External responders will obviously need to pair with local providers/professionals who can navigate the system and, if necessary, can translate medical terms and care plans. Additionally, external responders will be targets for individuals looking to obtain resources for secondary gain or profit. Establishing a plan or consistently redirecting people to the appropriate resources for those needs may limit the inevitable damage these individuals will cause. Additionally, understand that the efficiencies of the modern society will be gone, and tasks will take much longer than expected. Even if you can communicate by text, the transporting of patients, delivering supplies, meeting with groups, and assessing sites will take far longer than you are used to when none of the stoplights are functional or if gasoline is in limited supply.

Finally, there will be patients for whom no solution, short of an intact, well-resourced medical system, exists—those with severe congenital issues, patients with advanced dementia, patients with advanced cancer, and those with multiple-antibiotic-resistant osteomyelitis are a few of the patients that this response encountered. If transport out of the area is unavailable, NGOs and other charities may be the best, and at times, the only resource for these patients. During this response, I observed NGO and charities helping individual patients and their families with their power, shelter, and medical needs that could not be legally provided by federal government response.

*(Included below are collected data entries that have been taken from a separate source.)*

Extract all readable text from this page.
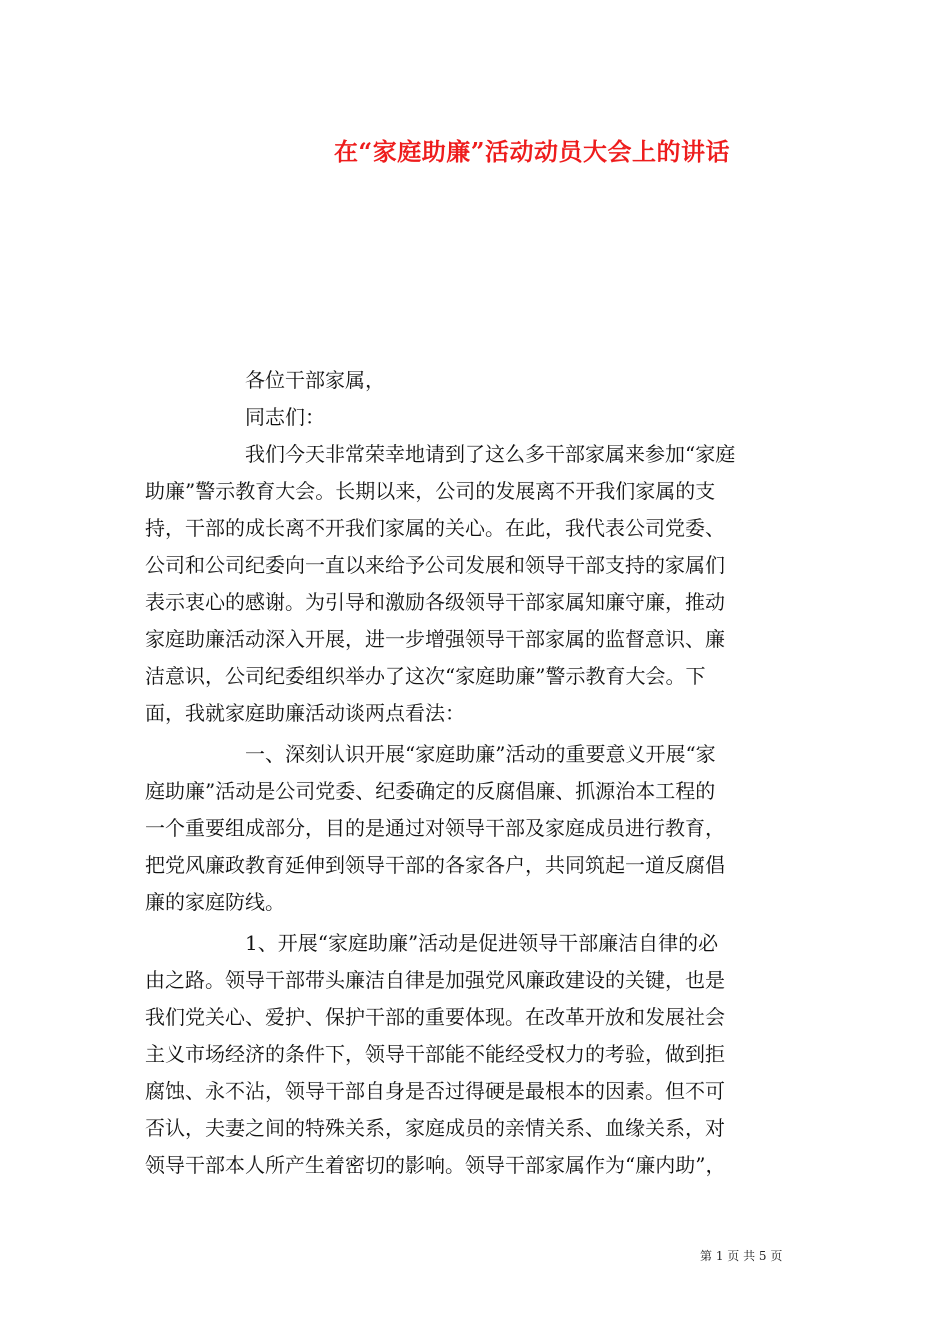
在“家庭助廉”活动动员大会上的讲话
各位干部家属，
同志们：
我们今天非常荣幸地请到了这么多干部家属来参加“家庭
助廉”警示教育大会。长期以来，公司的发展离不开我们家属的支
持，干部的成长离不开我们家属的关心。在此，我代表公司党委、
公司和公司纪委向一直以来给予公司发展和领导干部支持的家属们
表示衷心的感谢。为引导和激励各级领导干部家属知廉守廉，推动
家庭助廉活动深入开展，进一步增强领导干部家属的监督意识、廉
洁意识，公司纪委组织举办了这次“家庭助廉”警示教育大会。下
面，我就家庭助廉活动谈两点看法：
一、深刻认识开展“家庭助廉”活动的重要意义开展“家
庭助廉”活动是公司党委、纪委确定的反腐倡廉、抓源治本工程的
一个重要组成部分，目的是通过对领导干部及家庭成员进行教育，
把党风廉政教育延伸到领导干部的各家各户，共同筑起一道反腐倡
廉的家庭防线。
1、开展“家庭助廉”活动是促进领导干部廉洁自律的必
由之路。领导干部带头廉洁自律是加强党风廉政建设的关键，也是
我们党关心、爱护、保护干部的重要体现。在改革开放和发展社会
主义市场经济的条件下，领导干部能不能经受权力的考验，做到拒
腐蚀、永不沾，领导干部自身是否过得硬是最根本的因素。但不可
否认，夫妻之间的特殊关系，家庭成员的亲情关系、血缘关系，对
领导干部本人所产生着密切的影响。领导干部家属作为“廉内助”，
第 1 页 共 5 页
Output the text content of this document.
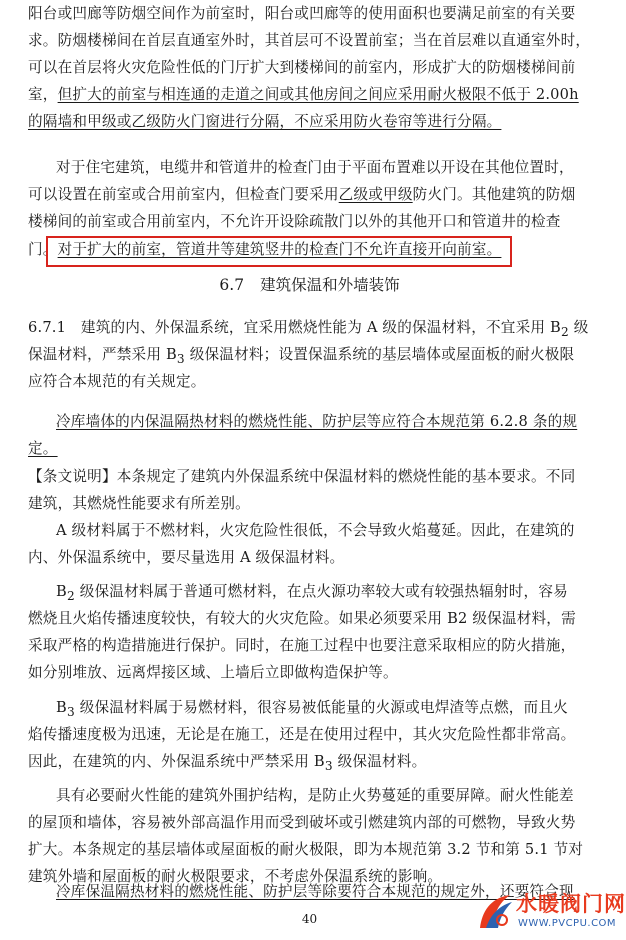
阳台或凹廊等防烟空间作为前室时，阳台或凹廊等的使用面积也要满足前室的有关要
求。防烟楼梯间在首层直通室外时，其首层可不设置前室；当在首层难以直通室外时，
可以在首层将火灾危险性低的门厅扩大到楼梯间的前室内，形成扩大的防烟楼梯间前
室，但扩大的前室与相连通的走道之间或其他房间之间应采用耐火极限不低于 2.00h
的隔墙和甲级或乙级防火门窗进行分隔，不应采用防火卷帘等进行分隔。
对于住宅建筑，电缆井和管道井的检查门由于平面布置难以开设在其他位置时，
可以设置在前室或合用前室内，但检查门要采用乙级或甲级防火门。其他建筑的防烟
楼梯间的前室或合用前室内，不允许开设除疏散门以外的其他开口和管道井的检查
门。对于扩大的前室，管道井等建筑竖井的检查门不允许直接开向前室。
6.7 建筑保温和外墙装饰
6.7.1　建筑的内、外保温系统，宜采用燃烧性能为 A 级的保温材料，不宜采用 $B_2$ 级
保温材料，严禁采用 $B_3$ 级保温材料；设置保温系统的基层墙体或屋面板的耐火极限
应符合本规范的有关规定。
冷库墙体的内保温隔热材料的燃烧性能、防护层等应符合本规范第 6.2.8 条的规
定。
【条文说明】本条规定了建筑内外保温系统中保温材料的燃烧性能的基本要求。不同
建筑，其燃烧性能要求有所差别。
A 级材料属于不燃材料，火灾危险性很低，不会导致火焰蔓延。因此，在建筑的
内、外保温系统中，要尽量选用 A 级保温材料。
$B_2$ 级保温材料属于普通可燃材料，在点火源功率较大或有较强热辐射时，容易
燃烧且火焰传播速度较快，有较大的火灾危险。如果必须要采用 B2 级保温材料，需
采取严格的构造措施进行保护。同时，在施工过程中也要注意采取相应的防火措施，
如分别堆放、远离焊接区域、上墙后立即做构造保护等。
$B_3$ 级保温材料属于易燃材料，很容易被低能量的火源或电焊渣等点燃，而且火
焰传播速度极为迅速，无论是在施工，还是在使用过程中，其火灾危险性都非常高。
因此，在建筑的内、外保温系统中严禁采用 $B_3$ 级保温材料。
具有必要耐火性能的建筑外围护结构，是防止火势蔓延的重要屏障。耐火性能差
的屋顶和墙体，容易被外部高温作用而受到破坏或引燃建筑内部的可燃物，导致火势
扩大。本条规定的基层墙体或屋面板的耐火极限，即为本规范第 3.2 节和第 5.1 节对
建筑外墙和屋面板的耐火极限要求，不考虑外保温系统的影响。
冷库保温隔热材料的燃烧性能、防护层等除要符合本规范的规定外，还要符合现
40
水暖阀门网
WWW.PVCPU.COM
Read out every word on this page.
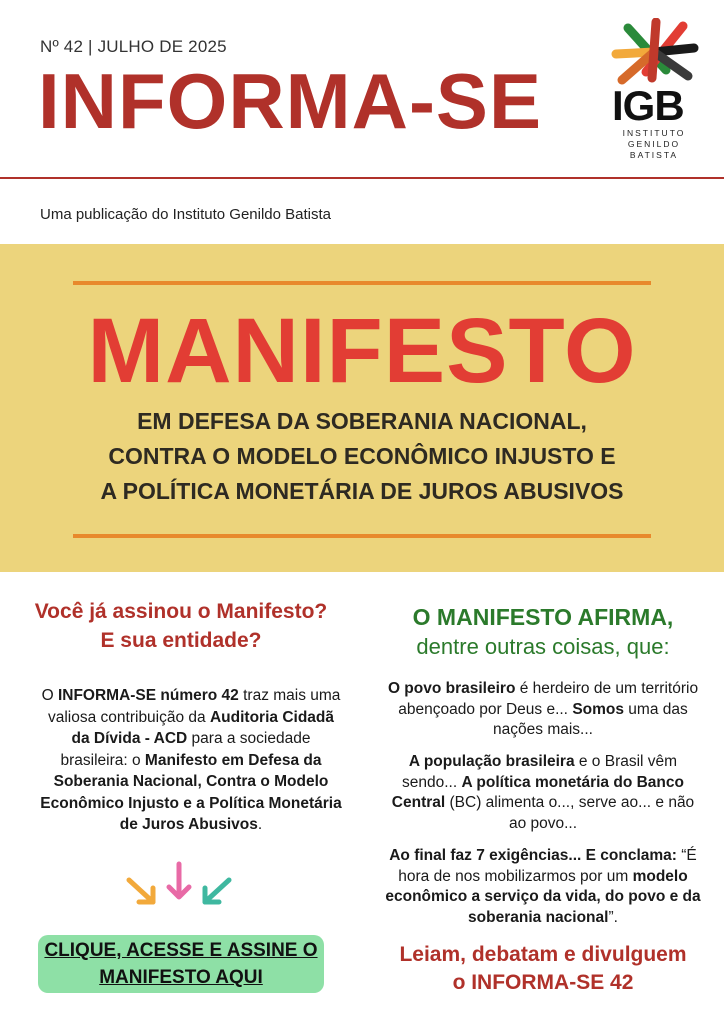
Nº 42 | JULHO DE 2025
INFORMA-SE IGB
INSTITUTO
GENILDO
BATISTA
Uma publicação do Instituto Genildo Batista
MANIFESTO
EM DEFESA DA SOBERANIA NACIONAL,
CONTRA O MODELO ECONÔMICO INJUSTO E
A POLÍTICA MONETÁRIA DE JUROS ABUSIVOS
Você já assinou o Manifesto?
E sua entidade?
O INFORMA-SE número 42 traz mais uma valiosa contribuição da Auditoria Cidadã da Dívida - ACD para a sociedade brasileira: o Manifesto em Defesa da Soberania Nacional, Contra o Modelo Econômico Injusto e a Política Monetária de Juros Abusivos.
CLIQUE, ACESSE E ASSINE O
MANIFESTO AQUI
O MANIFESTO AFIRMA,
dentre outras coisas, que:
O povo brasileiro é herdeiro de um território abençoado por Deus e... Somos uma das nações mais...
A população brasileira e o Brasil vêm sendo... A política monetária do Banco Central (BC) alimenta o..., serve ao... e não ao povo...
Ao final faz 7 exigências... E conclama: “É hora de nos mobilizarmos por um modelo econômico a serviço da vida, do povo e da soberania nacional”.
Leiam, debatam e divulguem
o INFORMA-SE 42
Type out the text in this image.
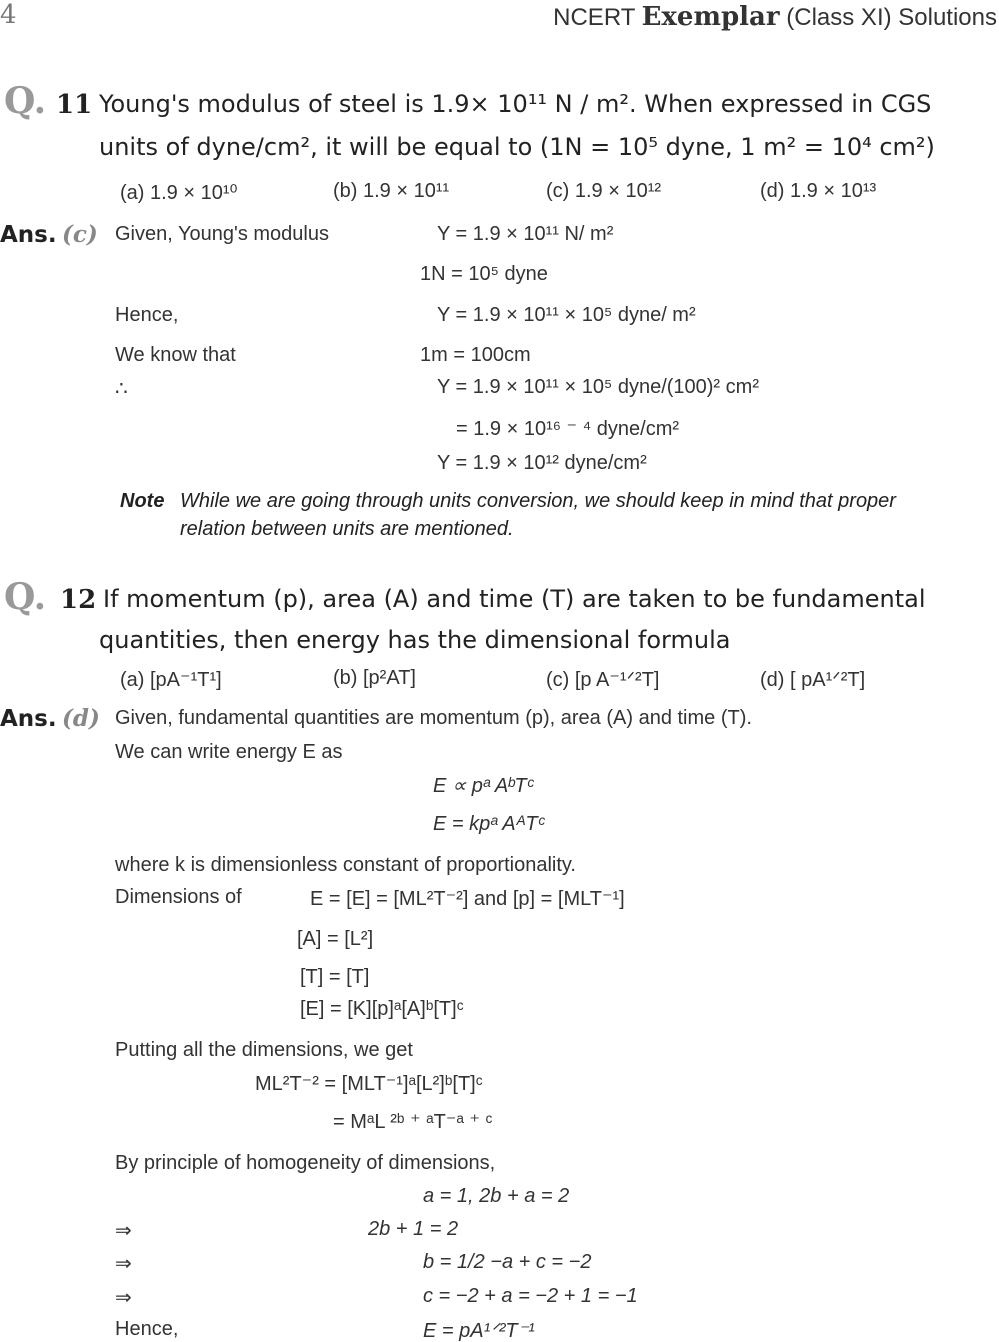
4	NCERT Exemplar (Class XI) Solutions
Q. 11 Young's modulus of steel is 1.9× 10¹¹ N / m². When expressed in CGS
units of dyne/cm², it will be equal to (1N = 10⁵ dyne, 1 m² = 10⁴ cm²)
(a) 1.9 × 10¹⁰	(b) 1.9 × 10¹¹	(c) 1.9 × 10¹²	(d) 1.9 × 10¹³
Ans. (c) Given, Young's modulus	Y = 1.9 × 10¹¹ N/ m²
1N = 10⁵ dyne
Hence,	Y = 1.9 × 10¹¹ × 10⁵ dyne/ m²
We know that	1m = 100cm
∴	Y = 1.9 × 10¹¹ × 10⁵ dyne/(100)² cm²
= 1.9 × 10¹⁶ ⁻ ⁴ dyne/cm²
Y = 1.9 × 10¹² dyne/cm²
Note While we are going through units conversion, we should keep in mind that proper
relation between units are mentioned.
Q. 12 If momentum (p), area (A) and time (T) are taken to be fundamental
quantities, then energy has the dimensional formula
(a) [pA⁻¹T¹]	(b) [p²AT]	(c) [p A⁻¹ᐟ²T]	(d) [ pA¹ᐟ²T]
Ans. (d) Given, fundamental quantities are momentum (p), area (A) and time (T).
We can write energy E as
E ∝ pᵃ AᵇTᶜ
E = kpᵃ AᴬTᶜ
where k is dimensionless constant of proportionality.
Dimensions of	E = [E] = [ML²T⁻²] and [p] = [MLT⁻¹]
[A] = [L²]
[T] = [T]
[E] = [K][p]ᵃ[A]ᵇ[T]ᶜ
Putting all the dimensions, we get
ML²T⁻² = [MLT⁻¹]ᵃ[L²]ᵇ[T]ᶜ
= MᵃL ²ᵇ ⁺ ᵃT⁻ᵃ ⁺ ᶜ
By principle of homogeneity of dimensions,
a = 1, 2b + a = 2
⇒	2b + 1 = 2
⇒	b = 1/2 −a + c = −2
⇒	c = −2 + a = −2 + 1 = −1
Hence,	E = pA¹ᐟ²T⁻¹
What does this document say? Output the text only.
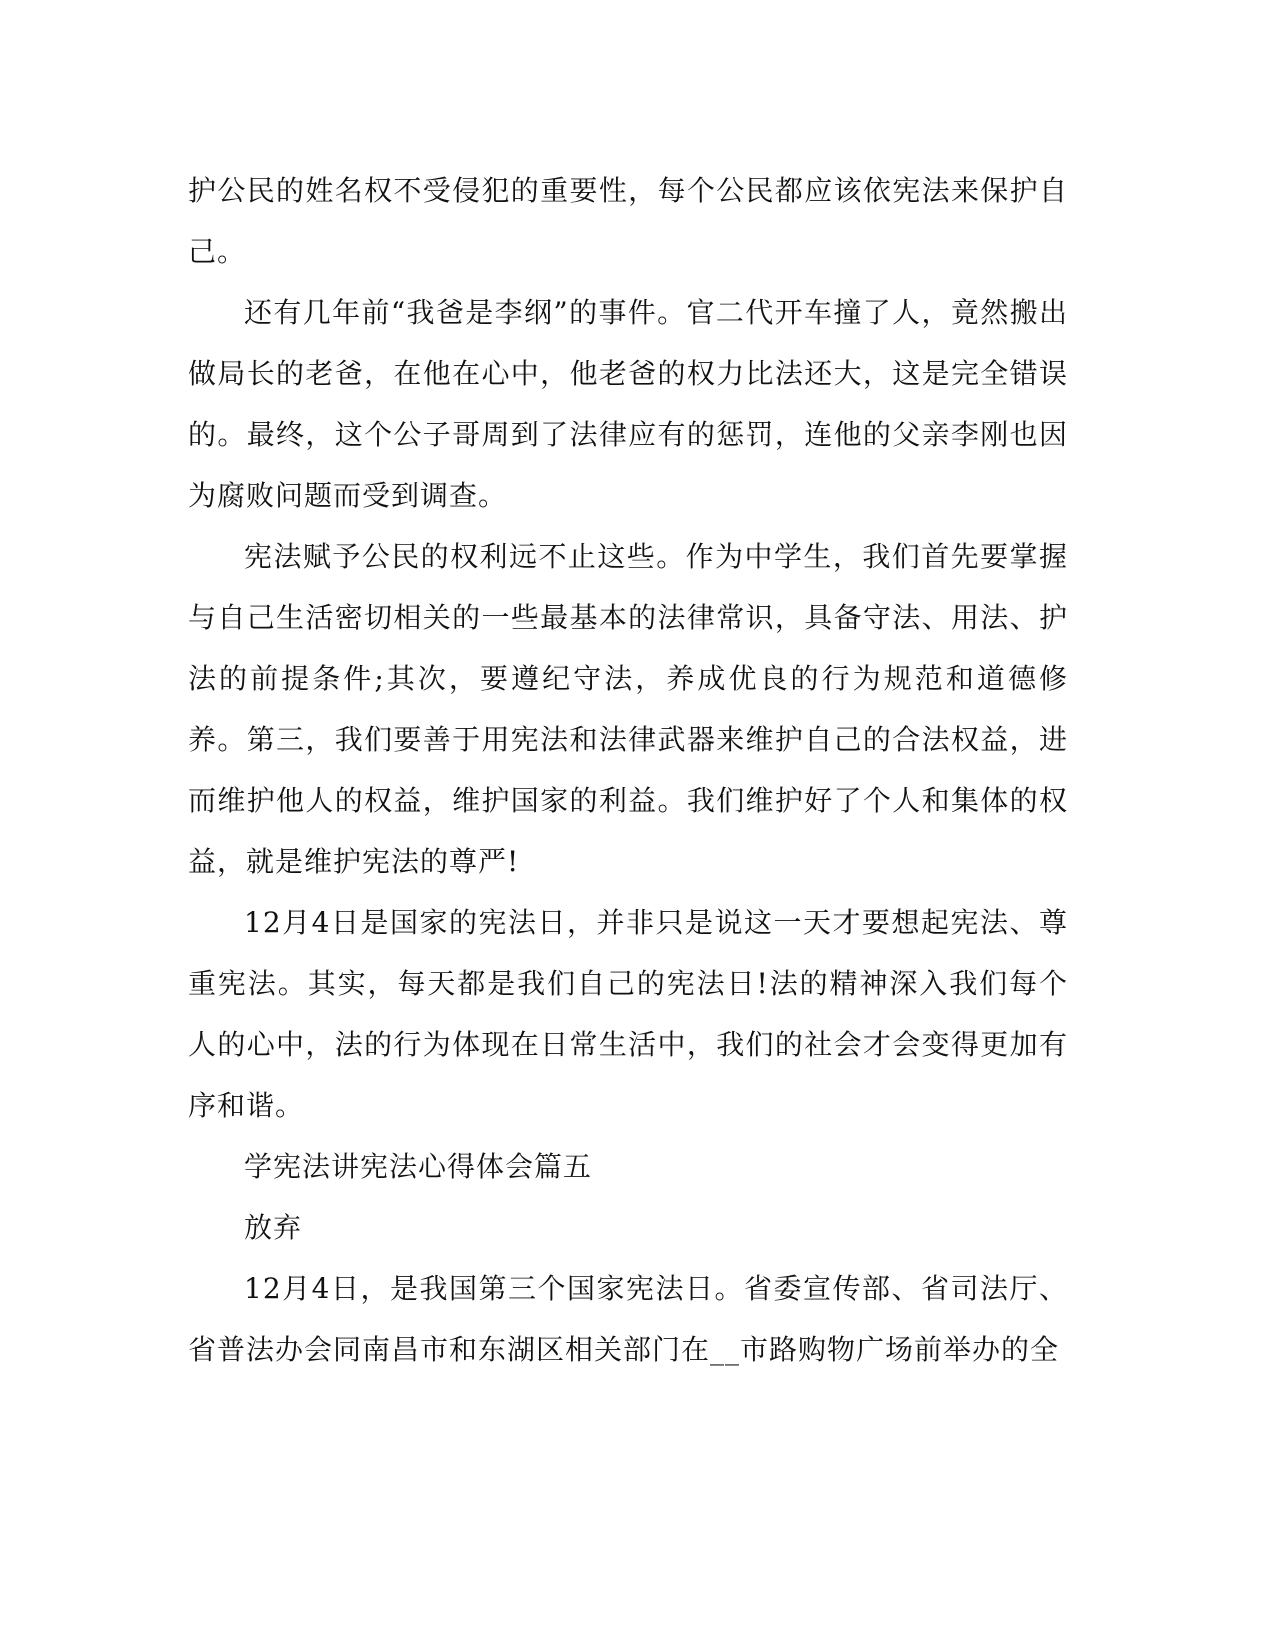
护公民的姓名权不受侵犯的重要性，每个公民都应该依宪法来保护自己。

还有几年前“我爸是李纲”的事件。官二代开车撞了人，竟然搬出做局长的老爸，在他在心中，他老爸的权力比法还大，这是完全错误的。最终，这个公子哥周到了法律应有的惩罚，连他的父亲李刚也因为腐败问题而受到调查。

宪法赋予公民的权利远不止这些。作为中学生，我们首先要掌握与自己生活密切相关的一些最基本的法律常识，具备守法、用法、护法的前提条件;其次，要遵纪守法，养成优良的行为规范和道德修养。第三，我们要善于用宪法和法律武器来维护自己的合法权益，进而维护他人的权益，维护国家的利益。我们维护好了个人和集体的权益，就是维护宪法的尊严!

12月4日是国家的宪法日，并非只是说这一天才要想起宪法、尊重宪法。其实，每天都是我们自己的宪法日!法的精神深入我们每个人的心中，法的行为体现在日常生活中，我们的社会才会变得更加有序和谐。

学宪法讲宪法心得体会篇五

放弃

12月4日，是我国第三个国家宪法日。省委宣传部、省司法厅、省普法办会同南昌市和东湖区相关部门在__市路购物广场前举办的全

While I hope you may never need to use them, preparations for evacuation, medication, power, and communications before a potential disaster occurs will prove helpful to your patients. After the disaster, consistent and simple communications to the public will be necessary to limit the damage from the social media rumor mill. Working within the organized response framework and leveraging local knowledge and targeted NGO involvement will maximize the effect of your efforts.